The Paley Center event, which featured packaged salutes to musical performances and themes over nearly 70 years on television, took place at the Beverly Wilshire Hotel in Beverly Hills.

“The Ed Sullivan Show. Yeah, we did that,” Ringo said, garnering a laugh from the audience. “We came to America, and you don’t know where things are going in life. I was in a factory and I left there to play drums. I had a three-month gig, and after that, I was on my own, and then I was introduced to the other three lads. I’m here because we are celebrating the four of us. I well up a little bit because two of us aren’t here.”

In his off-the-cuff remarks, Ringo, who was introduced by Sheila E., gave a sweet tribute to America and the path that led the band to the groundbreaking performance, considered one of the most seminal appearances — if not the most — by a musical act on television.

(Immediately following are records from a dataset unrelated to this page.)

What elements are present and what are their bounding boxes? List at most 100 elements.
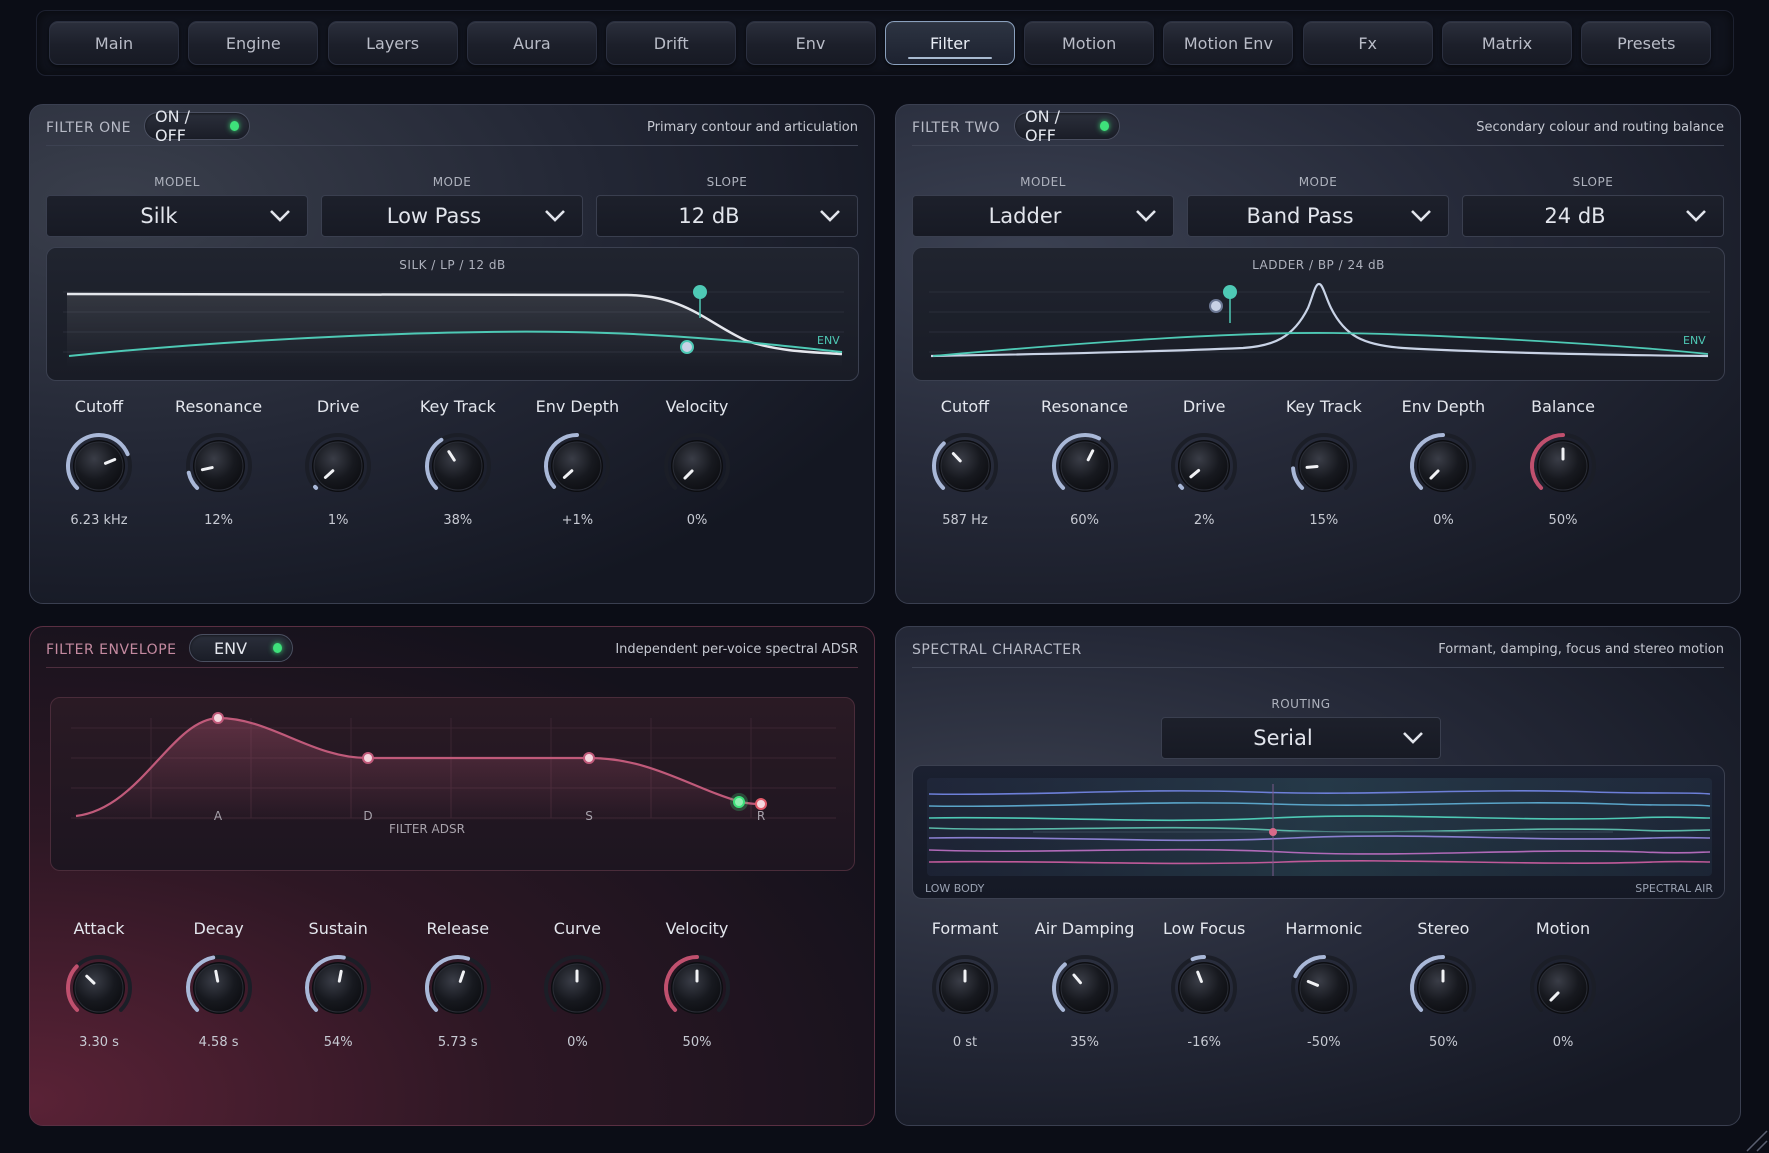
resonance-knob[interactable] bbox=[180, 427, 258, 505]
drive-label: Drive bbox=[316, 397, 360, 416]
harmonic-value: -50% bbox=[1307, 1035, 1341, 1050]
attack-knob[interactable] bbox=[60, 949, 138, 1027]
resonance-label: Resonance bbox=[1041, 397, 1129, 416]
tab-layers[interactable]: Layers bbox=[327, 21, 458, 65]
filter-one-toggle[interactable]: ON / OFF bbox=[144, 107, 250, 145]
tab-engine[interactable]: Engine bbox=[188, 21, 319, 65]
divider bbox=[46, 145, 858, 146]
tab-filter[interactable]: Filter bbox=[884, 21, 1015, 65]
panel-title: FILTER ENVELOPE bbox=[46, 642, 177, 658]
low-focus-value: -16% bbox=[1187, 1035, 1221, 1050]
routing-select[interactable]: Serial bbox=[1161, 717, 1441, 759]
key-track-knob[interactable] bbox=[419, 427, 497, 505]
slope-label: SLOPE bbox=[1572, 175, 1614, 189]
slope-select[interactable]: 12 dB bbox=[596, 195, 858, 237]
curve-knob[interactable] bbox=[538, 949, 616, 1027]
tab-fx[interactable]: Fx bbox=[1302, 21, 1433, 65]
spectral-air-label: SPECTRAL AIR bbox=[1635, 882, 1713, 895]
filter-one-curve: ENV bbox=[63, 285, 844, 368]
formant-knob[interactable] bbox=[926, 949, 1004, 1027]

“We started in Liverpool and got bigger in Liverpool and then we went around the world…conquering the world, in Denmark, Sweden, Spain. And one day we’re on a plane coming back to Heathrow, to London, from Sweden, and this guy we’d never heard of was coming in from New York called Ed Sullivan. He’d never seen us play, he just saw the crowds on the airport roofs screaming and shouting and booked us as a blind booking.“We arrived in New York, and 99 percent of the music I loved came from America, and we landed in New York and that was enough,” Starr continued. “I could have just stayed at the airport for the next 10 years. I’m in America, and then we went to do this TV show, The Ed Sullivan Show, and it just happens that when we landed with Capitol Records and Brian Epstein, the record [‘I Want to Hold Your Hand’] was No. 1, thanks to Murray the K and Cousin [Brucie] and all those DJs from those days who were playing it, because we’d had three records before in America that didn’t really do a lot. What could go wrong? We landed in America. That was enough. We did an incredible TV show. That was enough. We had a No. 1 record. That was enough. And we carried on doing that for another six years.”

Ringo said people express surprise that he is still touring and making music. “‘What? You’re still doing it?’ They say that all the time,” he said. “What do you mean I’m still doing it? That’s what I do. I’m not an electrician, but it is nice and I still love it.”

The funds raised from the Paley Honors will benefit the Paley Center’s programming dedicated to music on television and the expansion of the Music Collection in the Paley Archive, the nation’s largest publicly accessible archive of television and radio programming.